Learning Global Nash Equilibrium in Team Competitive Games with Generalized Fictitious Cross-Play

Authors: Zelai Xu, Chao Yu, Yancheng Liang, Yi Wu, Yu Wang

JMLR 2025 | Venue PDF | Archive PDF | Plain Text | LLM Run Details

Reproducibility Variable Result LLM Response
Research Type Experimental We evaluate GFXP in matrix games and gridworld domains where GFXP achieves the lowest exploitabilities. We further conduct experiments in a challenging football game where GFXP defeats SOTA models with over 94% win rate.
Researcher Affiliation Academia Zelai Xu EMAIL Department of Electronic Engineering Tsinghua University Beijing, 100084, China; Chao Yu EMAIL Department of Electronic Engineering Tsinghua University Beijing, 100084, China; Yancheng Liang EMAIL School of Computer Science and Engineering University of Washington Seattle, WA 98195, USA; Yi Wu EMAIL Institute for Interdisciplinary Information Sciences Tsinghua University Beijing, 100084, China; Yu Wang EMAIL Department of Electronic Engineering Tsinghua University Beijing, 100084, China
Pseudocode Yes Algorithm 1: Self-Play (SP); Algorithm 2: Policy-Space Response Oracles (PSRO); Algorithm 3: Fictitious Cross-Play (FXP)
Open Source Code No The paper does not explicitly state that the authors' code for GFXP is publicly available or provide a link to a code repository. It mentions that Tikick's model is released and that PSRO w. BD&RD never released their code or model, but not for the current work.
Open Datasets Yes Then we use MAPPO (Yu et al., 2021) as an approximate BR oracle and consider a gridworld environment MAgent Battle (Zheng et al., 2018). Finally, with large-scale training, we use GFXP to solve the challenging 11-vs-11 multi-agent full game in the Google Research Football (GRF) (Kurach et al., 2020) environment.

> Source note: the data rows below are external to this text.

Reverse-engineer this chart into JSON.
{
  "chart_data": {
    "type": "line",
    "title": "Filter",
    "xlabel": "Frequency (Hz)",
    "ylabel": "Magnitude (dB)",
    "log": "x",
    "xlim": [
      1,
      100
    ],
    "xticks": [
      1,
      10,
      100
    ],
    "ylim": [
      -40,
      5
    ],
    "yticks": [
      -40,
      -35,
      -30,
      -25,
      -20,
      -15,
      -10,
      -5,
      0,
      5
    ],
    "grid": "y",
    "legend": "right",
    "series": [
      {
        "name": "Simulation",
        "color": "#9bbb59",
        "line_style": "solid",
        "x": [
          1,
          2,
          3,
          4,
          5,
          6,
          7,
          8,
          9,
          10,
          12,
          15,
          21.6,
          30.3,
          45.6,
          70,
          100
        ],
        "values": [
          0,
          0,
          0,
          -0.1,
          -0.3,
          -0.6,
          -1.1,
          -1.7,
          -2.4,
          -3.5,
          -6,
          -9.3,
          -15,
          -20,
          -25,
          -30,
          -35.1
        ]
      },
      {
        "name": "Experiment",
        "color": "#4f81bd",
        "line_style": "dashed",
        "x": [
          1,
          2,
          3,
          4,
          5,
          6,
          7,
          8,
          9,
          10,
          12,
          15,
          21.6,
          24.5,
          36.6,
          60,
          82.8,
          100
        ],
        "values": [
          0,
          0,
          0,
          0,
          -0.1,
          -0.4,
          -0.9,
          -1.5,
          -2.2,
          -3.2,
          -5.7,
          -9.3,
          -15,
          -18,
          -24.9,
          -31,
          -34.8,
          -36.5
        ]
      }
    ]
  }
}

Dataset Splits No The paper uses simulation environments like MAgent Battle and Google Research Football. While it describes scenarios and game configurations (e.g., 3-vs-3 battle, 11-vs-11 full-game task), it does not provide specific dataset splits (e.g., training/test/validation percentages or counts) for a pre-collected dataset, as data is generated dynamically through simulation.
Hardware Specification Yes Each algorithm is trained on a 128-core CPU server for 30k steps. All algorithms use a recurrent policy and are trained on a single 4090 GPU for 100M environment frames. The experiments are trained on a single 4090 GPU.

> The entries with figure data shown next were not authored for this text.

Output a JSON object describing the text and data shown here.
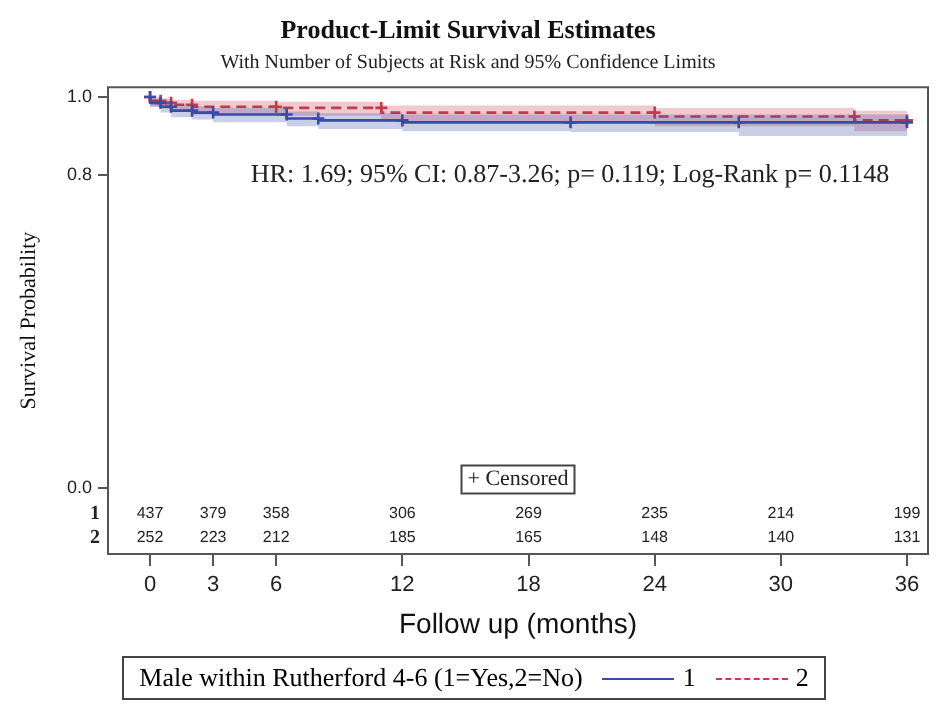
{
  "chart_data": {
    "type": "step",
    "title": "Product-Limit Survival Estimates",
    "subtitle": "With Number of Subjects at Risk and 95% Confidence Limits",
    "xlabel": "Follow up (months)",
    "ylabel": "Survival Probability",
    "legend_title": "Male within Rutherford 4-6 (1=Yes,2=No)",
    "legend": "bottom",
    "marker": "cross",
    "grid": false,
    "xlim": [
      -2,
      37
    ],
    "xticks": [
      0,
      3,
      6,
      12,
      18,
      24,
      30,
      36
    ],
    "ylim": [
      -0.17,
      1.025
    ],
    "yticks": [
      {
        "value": 0,
        "label": "0.0"
      },
      {
        "value": 0.8,
        "label": "0.8"
      },
      {
        "value": 1,
        "label": "1.0"
      }
    ],
    "series": [
      {
        "name": "1",
        "color": "#3a4aa8",
        "line_style": "solid",
        "x": [
          0,
          0.5,
          1,
          2,
          3,
          6.5,
          8,
          12,
          20,
          28,
          36
        ],
        "values": [
          1,
          0.985,
          0.975,
          0.965,
          0.96,
          0.955,
          0.945,
          0.94,
          0.935,
          0.935,
          0.935
        ],
        "lower": [
          1,
          0.975,
          0.96,
          0.948,
          0.942,
          0.935,
          0.925,
          0.918,
          0.912,
          0.91,
          0.9
        ],
        "upper": [
          1,
          0.995,
          0.988,
          0.98,
          0.976,
          0.972,
          0.963,
          0.958,
          0.955,
          0.955,
          0.955
        ]
      },
      {
        "name": "2",
        "color": "#c83a4a",
        "line_style": "dashed",
        "x": [
          0,
          0.5,
          1,
          2,
          6,
          11,
          24,
          33.5,
          36
        ],
        "values": [
          1,
          0.99,
          0.985,
          0.98,
          0.975,
          0.972,
          0.96,
          0.95,
          0.94
        ],
        "lower": [
          1,
          0.975,
          0.97,
          0.962,
          0.955,
          0.952,
          0.938,
          0.925,
          0.912
        ],
        "upper": [
          1,
          1,
          0.997,
          0.993,
          0.99,
          0.988,
          0.978,
          0.972,
          0.965
        ]
      }
    ],
    "annotations": [
      "HR: 1.69; 95% CI: 0.87-3.26; p= 0.119; Log-Rank p= 0.1148",
      "+ Censored",
      "1",
      "2",
      "437",
      "379",
      "358",
      "306",
      "269",
      "235",
      "214",
      "199",
      "252",
      "223",
      "212",
      "185",
      "165",
      "148",
      "140",
      "131"
    ]
  }
}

Software Dependencies No The paper mentions software components like 'SGD optimizer', 'policy gradient', 'MAPPO', 'Adam', and 'PPO' but does not specify their version numbers, which are necessary for reproducible software dependencies.
Experiment Setup Yes For SP and FSP, we simply train the single agent for 30k steps. For PSRO with and without reset, we run 30 iterations and the BR policy in each iteration is trained for 1k steps. For GFXP, we run 15 iterations and the main policy and counter policy in each iteration are both trained for 1k steps. The self-play probability η is set to 0.2 and decays exponentially to 0 with a factor of 0.97. All training hyperparameters for different algorithms and BR learning are the same and listed in Table 4. All training hyperparameters for GFXP in GRF are listed in Table 8.